Mais la bataille de Natalie contre Twitter n’était pas encore terminée. Julie Ross, une autre avocate pour les handicapées a contacté la mère de Sophia pour dire que Twitter n’incluait pas la haine contre les personnes handicapées dans le formulaire que les utilisateurs doivent remplir pour créer un compte. La jeune mère a dès lors décidé de se lutter pour que la plateforme inclue les handicaps dans leurs rapports de violation !

S’adressant à VT, Natalie a parlé du stress d’avoir à combattre les trolls en même temps que de s’occuper d’un enfant malade : « Ça a été très difficile », a-t-elle dit. « Il y a eu des jours où je pleurais… J’ai partagé mon histoire avec un journaliste parce que je voulais faire pression sur Twitter pour avoir la personne qui faisait la promotion de l’eugénisme et qui a utilisé l’image de ma fille… Je n’avais jamais imaginé que ça allait devenir viral, ça a été difficile parce que cet homme utilisait ma fille d’une manière ignoble et haineuse, ce qui a amené certains reporters à changer le récit pour l’adapter à leur plateforme. En vérité, ils mentent, ce qui m’a poussé à me battre plus. Une histoire de haine et d’attaques contre mon enfant a maintenant conduit à plus de haine et d’attaques sur mon enfant. »

Cependant, Twitter n’est pas la seule bataille de Natalie. Elle est l’une des trois cofondatrices d’« Advocates for Medically Fragile Children » et elle travaille avec les législateurs, les sénateurs et le ministère de la Santé et des Services sociaux pour s’assurer qu’ils sont pleinement informés des difficultés et des problèmes d’un enfant en situation de handicap.

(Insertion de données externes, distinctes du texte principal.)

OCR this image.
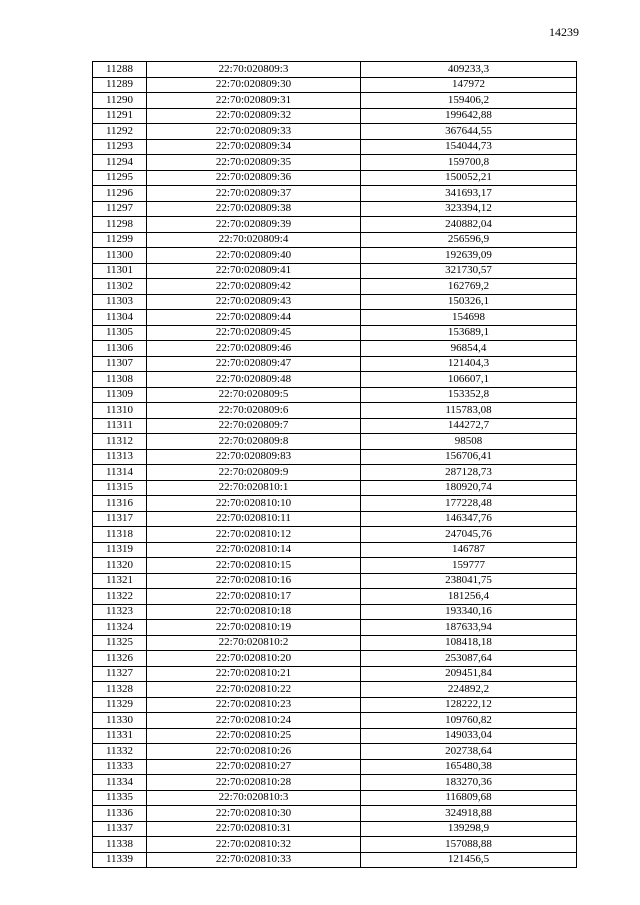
14239
11288	22:70:020809:3	409233,3
11289	22:70:020809:30	147972
11290	22:70:020809:31	159406,2
11291	22:70:020809:32	199642,88
11292	22:70:020809:33	367644,55
11293	22:70:020809:34	154044,73
11294	22:70:020809:35	159700,8
11295	22:70:020809:36	150052,21
11296	22:70:020809:37	341693,17
11297	22:70:020809:38	323394,12
11298	22:70:020809:39	240882,04
11299	22:70:020809:4	256596,9
11300	22:70:020809:40	192639,09
11301	22:70:020809:41	321730,57
11302	22:70:020809:42	162769,2
11303	22:70:020809:43	150326,1
11304	22:70:020809:44	154698
11305	22:70:020809:45	153689,1
11306	22:70:020809:46	96854,4
11307	22:70:020809:47	121404,3
11308	22:70:020809:48	106607,1
11309	22:70:020809:5	153352,8
11310	22:70:020809:6	115783,08
11311	22:70:020809:7	144272,7
11312	22:70:020809:8	98508
11313	22:70:020809:83	156706,41
11314	22:70:020809:9	287128,73
11315	22:70:020810:1	180920,74
11316	22:70:020810:10	177228,48
11317	22:70:020810:11	146347,76
11318	22:70:020810:12	247045,76
11319	22:70:020810:14	146787
11320	22:70:020810:15	159777
11321	22:70:020810:16	238041,75
11322	22:70:020810:17	181256,4
11323	22:70:020810:18	193340,16
11324	22:70:020810:19	187633,94
11325	22:70:020810:2	108418,18
11326	22:70:020810:20	253087,64
11327	22:70:020810:21	209451,84
11328	22:70:020810:22	224892,2
11329	22:70:020810:23	128222,12
11330	22:70:020810:24	109760,82
11331	22:70:020810:25	149033,04
11332	22:70:020810:26	202738,64
11333	22:70:020810:27	165480,38
11334	22:70:020810:28	183270,36
11335	22:70:020810:3	116809,68
11336	22:70:020810:30	324918,88
11337	22:70:020810:31	139298,9
11338	22:70:020810:32	157088,88
11339	22:70:020810:33	121456,5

Elle fut notamment choquée d’apprendre que l’Amérique avait élu un homme qui s’est moqué ouvertement d’une personne handicapée. Natalie affirme que les trolls ont changé de comportement depuis l’arrivée de Donald Trump au pouvoir. « Ils semblent être un peu plus audacieux dans leurs attaques envers les personnes handicapées », explique Natalie Weaver. « Ils ont vu le président se moquer de quelqu’un qui a un handicap, alors ils disent “je peux le faire”, en attaquant publiquement mon enfant. Je sais que les attaques ont toujours existé avant, mais j’ai l’impression que cela a encouragé ces individus à faire plus ».

 

N’importe qui peut avoir un handicap à n’importe quel moment. Ce pour quoi Natalie se bat tous les jours pour sa fille, pour tout le monde, et même pour ses détracteurs…

« Ils m’attaquent et j’essaie de ne pas répondre, mais parfois il y a juste des jours où tu ne peux plus le supporter… Si quelque chose vous arrive demain, même si vous venez de me dire de tuer mon enfant, je me battrais aussi pour vous… Les soins de santé devraient être un droit humain », explique la jeune maman.